Wherever I go, my closet comes with me, surrounding me.
I have never been anywhere without it, it is my constant companion.
With wooden walls so thick that nobody was able to break in.
With a door so tightly locked that no-one was welcome.
But my closet is heavy.
It’s dark.
It’s lonely.
It’s suffocating.
It’s a burden to carry around.
A burden
Because it’s the proof that I’m not the change I wish to see in the world.
It’s the proof that I do not practice what I believe in.
It is the proof that I am a COWARD.
I hate it, it’s asphyxiating.
Yet, I stay in.
Reminded every second of the day, by its walls, by its locks, by its darkness that has somehow been able to reach up to my lungs to prevent the words from coming out, that I’m living a lie.
That my limit, is not the sky, no, it’s that door.
How sad.

One night, there appeared in my closet a dim light; a light of hope, change, courage? I don’t know. All I know was that there was a light.
It was the night I found out about Meem.
I read about Meem.
I read and I read and with every article, the light grew brighter, with every story, my heart grew stronger, and with every accomplishment, one bolt on the door was unlocked.
My door is now completely unlocked, all I have to do is open it and let people in.
One day it fit just me, the next two people, a week later three, and it is now making room for three hundred and more.
When I first went to the house, I felt, for the first time in my life, how the world looks without my closet, without the walls, without the shields, just me.
How transparent.
I was not used to this at all.
I felt like I was wearing see-through clothes.
My deepest darkest secret was now a fact; I wouldn’t be there if it wasn’t.
But when I leave the house, my closet is waiting at the door, as if saying “wein baddik trou7e”.
And I step right back in. Willingly. Pathetically.
Some days I open the door and peek out at my family, I imagine them inside, with me.

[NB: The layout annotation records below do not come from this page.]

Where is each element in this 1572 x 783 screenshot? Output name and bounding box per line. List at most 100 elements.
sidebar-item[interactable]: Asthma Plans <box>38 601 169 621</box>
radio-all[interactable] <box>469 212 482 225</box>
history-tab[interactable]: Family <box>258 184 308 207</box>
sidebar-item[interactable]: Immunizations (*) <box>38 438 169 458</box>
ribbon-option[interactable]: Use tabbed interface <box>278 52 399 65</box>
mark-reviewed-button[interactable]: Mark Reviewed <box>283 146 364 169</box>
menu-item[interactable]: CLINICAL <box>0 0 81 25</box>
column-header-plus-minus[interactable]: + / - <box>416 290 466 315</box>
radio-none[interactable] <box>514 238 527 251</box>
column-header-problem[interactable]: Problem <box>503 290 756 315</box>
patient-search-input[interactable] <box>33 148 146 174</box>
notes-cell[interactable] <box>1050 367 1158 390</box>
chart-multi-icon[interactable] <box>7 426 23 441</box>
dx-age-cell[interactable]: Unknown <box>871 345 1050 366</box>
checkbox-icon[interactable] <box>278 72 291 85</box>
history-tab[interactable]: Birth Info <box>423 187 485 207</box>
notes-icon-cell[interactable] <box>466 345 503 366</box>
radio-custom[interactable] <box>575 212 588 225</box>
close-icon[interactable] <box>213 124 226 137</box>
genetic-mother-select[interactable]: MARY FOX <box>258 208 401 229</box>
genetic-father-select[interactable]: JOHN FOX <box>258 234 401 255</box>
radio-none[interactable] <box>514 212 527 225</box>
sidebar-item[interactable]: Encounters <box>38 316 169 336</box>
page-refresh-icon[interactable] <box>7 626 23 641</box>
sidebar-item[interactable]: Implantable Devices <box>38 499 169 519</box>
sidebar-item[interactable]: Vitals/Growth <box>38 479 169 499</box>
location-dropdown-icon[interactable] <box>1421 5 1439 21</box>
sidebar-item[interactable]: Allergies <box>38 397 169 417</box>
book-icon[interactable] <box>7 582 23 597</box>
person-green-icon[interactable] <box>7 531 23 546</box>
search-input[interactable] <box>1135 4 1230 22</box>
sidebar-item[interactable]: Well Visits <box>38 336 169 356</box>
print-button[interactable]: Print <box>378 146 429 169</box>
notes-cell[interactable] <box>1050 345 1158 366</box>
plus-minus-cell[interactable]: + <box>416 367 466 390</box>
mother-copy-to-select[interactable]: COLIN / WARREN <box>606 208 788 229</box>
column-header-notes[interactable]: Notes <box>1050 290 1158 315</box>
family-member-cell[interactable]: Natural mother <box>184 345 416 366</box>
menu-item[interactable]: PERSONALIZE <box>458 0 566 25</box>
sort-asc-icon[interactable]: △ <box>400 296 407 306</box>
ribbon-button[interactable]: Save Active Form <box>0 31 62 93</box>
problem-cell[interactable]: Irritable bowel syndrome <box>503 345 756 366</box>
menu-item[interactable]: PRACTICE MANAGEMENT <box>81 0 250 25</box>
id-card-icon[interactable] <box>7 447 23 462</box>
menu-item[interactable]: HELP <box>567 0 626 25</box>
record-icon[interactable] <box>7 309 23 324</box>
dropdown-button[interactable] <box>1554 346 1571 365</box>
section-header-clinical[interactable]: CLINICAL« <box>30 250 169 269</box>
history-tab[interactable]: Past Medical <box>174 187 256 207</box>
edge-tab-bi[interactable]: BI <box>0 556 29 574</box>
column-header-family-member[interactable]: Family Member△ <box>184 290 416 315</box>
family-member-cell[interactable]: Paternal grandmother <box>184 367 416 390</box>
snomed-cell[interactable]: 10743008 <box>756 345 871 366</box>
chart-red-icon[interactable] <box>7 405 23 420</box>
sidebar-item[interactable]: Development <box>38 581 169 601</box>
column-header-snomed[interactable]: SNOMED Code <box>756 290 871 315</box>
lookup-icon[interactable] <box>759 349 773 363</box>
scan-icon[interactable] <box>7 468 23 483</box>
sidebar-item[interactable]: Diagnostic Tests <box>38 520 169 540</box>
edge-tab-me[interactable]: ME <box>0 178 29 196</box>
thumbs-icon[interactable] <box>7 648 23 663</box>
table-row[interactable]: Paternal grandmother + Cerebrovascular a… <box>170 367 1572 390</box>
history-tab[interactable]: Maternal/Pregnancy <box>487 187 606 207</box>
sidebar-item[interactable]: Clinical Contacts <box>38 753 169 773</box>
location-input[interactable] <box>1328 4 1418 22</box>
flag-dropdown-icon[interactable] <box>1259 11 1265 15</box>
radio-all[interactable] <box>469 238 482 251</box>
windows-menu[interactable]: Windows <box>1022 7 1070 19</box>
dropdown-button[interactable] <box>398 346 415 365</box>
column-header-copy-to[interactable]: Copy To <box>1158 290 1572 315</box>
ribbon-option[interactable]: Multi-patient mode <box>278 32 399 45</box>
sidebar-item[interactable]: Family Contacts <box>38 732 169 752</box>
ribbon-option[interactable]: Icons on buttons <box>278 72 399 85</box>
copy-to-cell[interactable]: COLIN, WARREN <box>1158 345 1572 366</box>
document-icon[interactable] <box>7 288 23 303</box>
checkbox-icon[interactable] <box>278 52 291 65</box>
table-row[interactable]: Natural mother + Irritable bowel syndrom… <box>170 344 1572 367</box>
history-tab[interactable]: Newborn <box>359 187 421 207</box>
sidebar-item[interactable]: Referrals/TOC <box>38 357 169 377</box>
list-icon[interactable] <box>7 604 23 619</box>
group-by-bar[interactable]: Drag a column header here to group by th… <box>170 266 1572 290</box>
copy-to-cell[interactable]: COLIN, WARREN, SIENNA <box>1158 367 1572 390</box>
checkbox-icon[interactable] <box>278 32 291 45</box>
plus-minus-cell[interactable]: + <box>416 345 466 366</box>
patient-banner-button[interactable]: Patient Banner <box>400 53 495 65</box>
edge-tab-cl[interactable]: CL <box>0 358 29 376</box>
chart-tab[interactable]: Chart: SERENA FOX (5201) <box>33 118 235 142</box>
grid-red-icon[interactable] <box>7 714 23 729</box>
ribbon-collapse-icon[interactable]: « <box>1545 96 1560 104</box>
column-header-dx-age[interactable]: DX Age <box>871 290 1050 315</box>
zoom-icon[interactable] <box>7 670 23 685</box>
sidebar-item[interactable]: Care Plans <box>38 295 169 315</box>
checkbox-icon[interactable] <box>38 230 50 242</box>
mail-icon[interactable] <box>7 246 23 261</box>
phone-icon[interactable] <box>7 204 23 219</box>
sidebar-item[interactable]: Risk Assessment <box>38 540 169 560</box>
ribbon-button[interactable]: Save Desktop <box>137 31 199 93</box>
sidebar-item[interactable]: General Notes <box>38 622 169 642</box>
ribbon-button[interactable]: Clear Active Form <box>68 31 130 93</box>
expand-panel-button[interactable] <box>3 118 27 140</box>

No, I imagine I am outside, with them.
This day will come.
It will.
And when it does, when that day arrives, when I step out of Meem’s house to head home, see my closet waiting, with a big smile on my face, I will grab that ax, and smash it, smash the hell out of it, pour gasoline on the crumbs, and set them on fire, then I will pick up the ashes, and put them in a jar and let them feel how it’s like to be forever confined.

Oh by the way, no, I don’t hold grudges.